How I met your Lawyer
Journal des tribunaux
Nous sommes le vendredi 14 Février, devant le Palais de Justice de Nîmes et il est 08h00. Les avocats sont devant le parvis, en grand nombre. Aucune affaire ne sera traitée aujourd'hui. C'est une journée noire pour la justice. Ils sont tous rassemblés devant les portes du palais brandissant des banderoles sur lesquelles on peut lire en lettres majuscules " BARREAU DE NÎMES EN COLÈRE". Le bâtonnier (l'homme au mégaphone) explique cette colère qui se porte sur la réforme des retraites, tout en cassant les clichés autour du salaire des métiers de la justice ; non, les avocats n'ont pas un énorme salaire à la fin de chaque mois. Ce blocus s’étend jusque devant le parking du tribunal. Chaque véhicule est arrêté par un ou deux avocats, les motivations de la grève sont brièvement expliquées, une viennoiserie est parfois offerte, et il est demandé aux conducteurs de klaxonner 10 fois en guise de soutien, ceux qui refusent sont alors hués. Aucune affaire ne sera acceptée, les avocats refusent en bloc, et les gendarmes entrent dans le palais. Aujourd'hui "la justice est morte".

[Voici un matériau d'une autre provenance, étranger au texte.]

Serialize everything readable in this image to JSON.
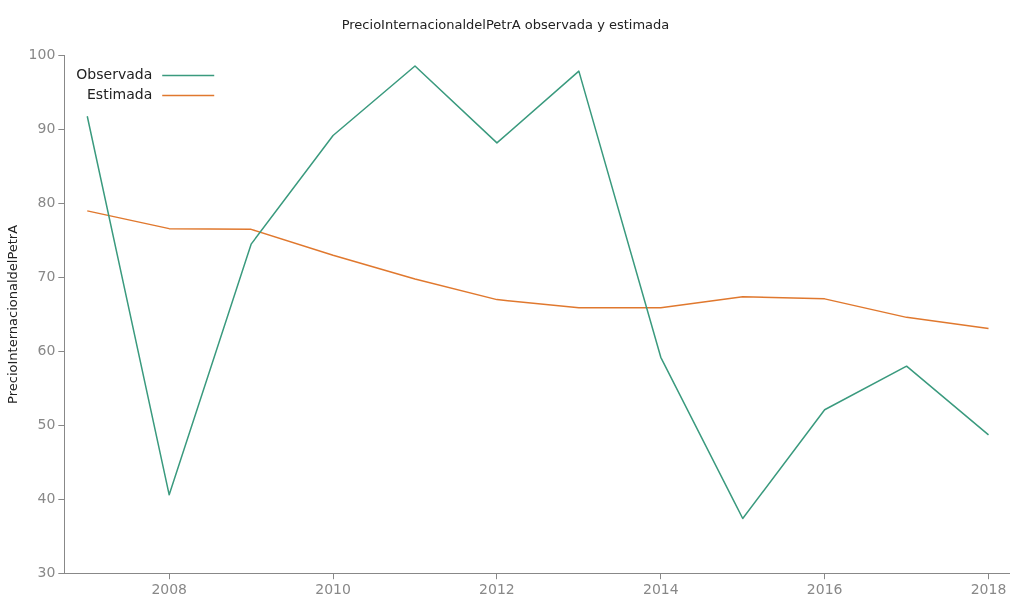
{
  "chart_data": {
    "type": "line",
    "title": "PrecioInternacionaldelPetrA observada y estimada",
    "ylabel": "PrecioInternacionaldelPetrA",
    "x": [
      2007,
      2008,
      2009,
      2010,
      2011,
      2012,
      2013,
      2014,
      2015,
      2016,
      2017,
      2018
    ],
    "series": [
      {
        "name": "Observada",
        "color": "#3a9a7e",
        "values": [
          91.8,
          40.6,
          74.5,
          89.2,
          98.6,
          88.2,
          97.9,
          59.2,
          37.4,
          52.1,
          58.0,
          48.7
        ]
      },
      {
        "name": "Estimada",
        "color": "#e0782e",
        "values": [
          79.0,
          76.6,
          76.5,
          73.0,
          69.8,
          67.0,
          65.9,
          65.9,
          67.4,
          67.1,
          64.6,
          63.1
        ]
      }
    ],
    "xlim": [
      2006.72,
      2018.25
    ],
    "xticks": [
      2008,
      2010,
      2012,
      2014,
      2016,
      2018
    ],
    "ylim": [
      30,
      100
    ],
    "yticks": [
      30,
      40,
      50,
      60,
      70,
      80,
      90,
      100
    ],
    "grid": false,
    "legend": "top left",
    "marker": "none",
    "line_style": "solid"
  }
}
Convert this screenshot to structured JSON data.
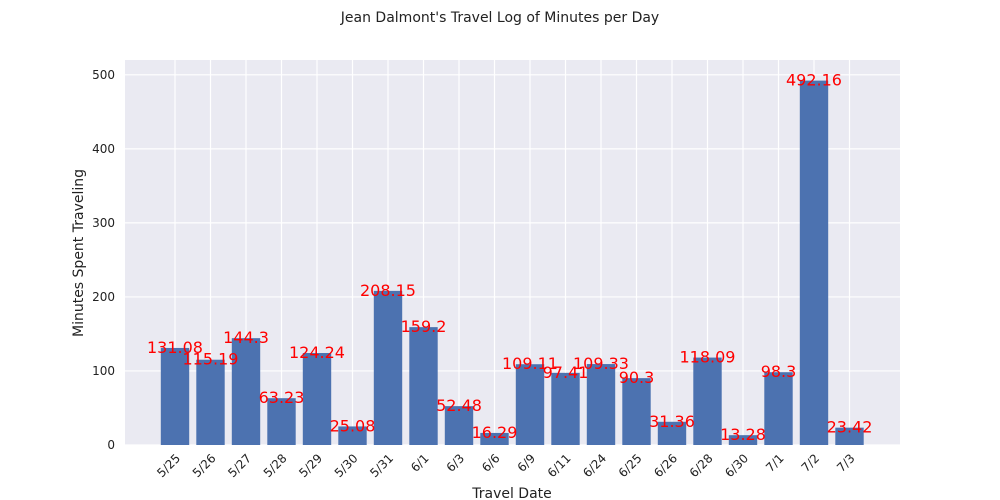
{
  "colors": {
    "bar": "#4c72b0",
    "plot_bg": "#eaeaf2",
    "grid": "#ffffff",
    "data_label": "#ff0000",
    "text": "#222222"
  },
  "chart_data": {
    "type": "bar",
    "title": "Jean Dalmont's Travel Log of Minutes per Day",
    "xlabel": "Travel Date",
    "ylabel": "Minutes Spent Traveling",
    "ylim": [
      0,
      520
    ],
    "yticks": [
      0,
      100,
      200,
      300,
      400,
      500
    ],
    "grid": true,
    "categories": [
      "5/25",
      "5/26",
      "5/27",
      "5/28",
      "5/29",
      "5/30",
      "5/31",
      "6/1",
      "6/3",
      "6/6",
      "6/9",
      "6/11",
      "6/24",
      "6/25",
      "6/26",
      "6/28",
      "6/30",
      "7/1",
      "7/2",
      "7/3"
    ],
    "values": [
      131.08,
      115.19,
      144.3,
      63.23,
      124.24,
      25.08,
      208.15,
      159.2,
      52.48,
      16.29,
      109.11,
      97.41,
      109.33,
      90.3,
      31.36,
      118.09,
      13.28,
      98.3,
      492.16,
      23.42
    ],
    "data_labels": [
      "131.08",
      "115.19",
      "144.3",
      "63.23",
      "124.24",
      "25.08",
      "208.15",
      "159.2",
      "52.48",
      "16.29",
      "109.11",
      "97.41",
      "109.33",
      "90.3",
      "31.36",
      "118.09",
      "13.28",
      "98.3",
      "492.16",
      "23.42"
    ]
  }
}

On constate le nombre d'avocats qui protestent, à la fois sur le parvis mais
également à l'entrée du parking (bien plus virulents).
Ils sont ceux qui se font entendre en faisant klaxonner les voitures
et applaudissent par la suite ou bien huent ceux qui s'y refusent.
On notera également la présence de la police, qui soutient les manifestants,
pour leur plus grand plaisir, lumières et sirènes sont de mise !
Ce blocus est l’une des mesures prises contre la réforme des retraites annoncée fin 2019 par Édouard Philippe, qui aurait des conséquences significatives pour les professions indépendantes. Ainsi, les avocats, fortement concernés par le sujet, ont lancé depuis début le 6 janvier 2020 un mouvement de grève important, persistant encore aujourd’hui et tendant à se renforcer davantage dans les prochaines semaines. Contrairement à de nombreuses professions, la retraite des avocats est dite « autonome », cela signifie que tout au long de leur carrière, ils vont cotiser auprès de la Caisse Nationale des Barreaux Français (CNBF) et percevoir une retraite personnalisée en fonction de leur engagement. Or, la réforme des retraites prévue pour 2025 promet de supprimer les régimes autonomes. Ils passeront alors à un régime général qui aura comme conséquence première l’augmentation de leurs cotisations qui se verront doublées. Mais ce n’est pas tout, ils viendraient également à perdre leurs réserves et les mécanismes de solidarité, tels que les congés maternité, les périodes de chômage, etc., ainsi que leurs avantages sur la pension de réversion, qui est le principal reproche du Conseil National des Barreaux (CNB) : « Plus de cotisations pour moins de pensions ». Depuis le début du mouvement, les avocats demandent à ce que leur régime autonome soit maintenu, aujourd’hui « bénéficiaire et solidaire envers les régimes déficitaires ». Ils dénoncent le doublement des cotisations de retraite pour les revenus inférieurs à 40.000 euros et une baisse du niveau des pensions minimales.
Selon nos confrères du et de , le 21 février dernier, la Ministre de la Justice Nicole Belloubet, a adressé une lettre aux représentants des robes noires de France dans laquelle elle a indiqué avoir déposé un nouvel amendement ayant pour objectif de régler le problème de la hausse des cotisations pour les avocats ayant des revenus relativement faibles. En effet l’amendement indique que le nouveau dispositif prendra en charge la hausse de cotisations pour les avocats dont le revenu est inférieur à 80.000€. La mobilisation des avocats s’étant originellement développée avec le refus de voir leur régime autonome intégré dans le système universel de retraites, nous ne sommes pas sûrs que les avocats se contentent des mesures annoncées par ce nouvel amendement.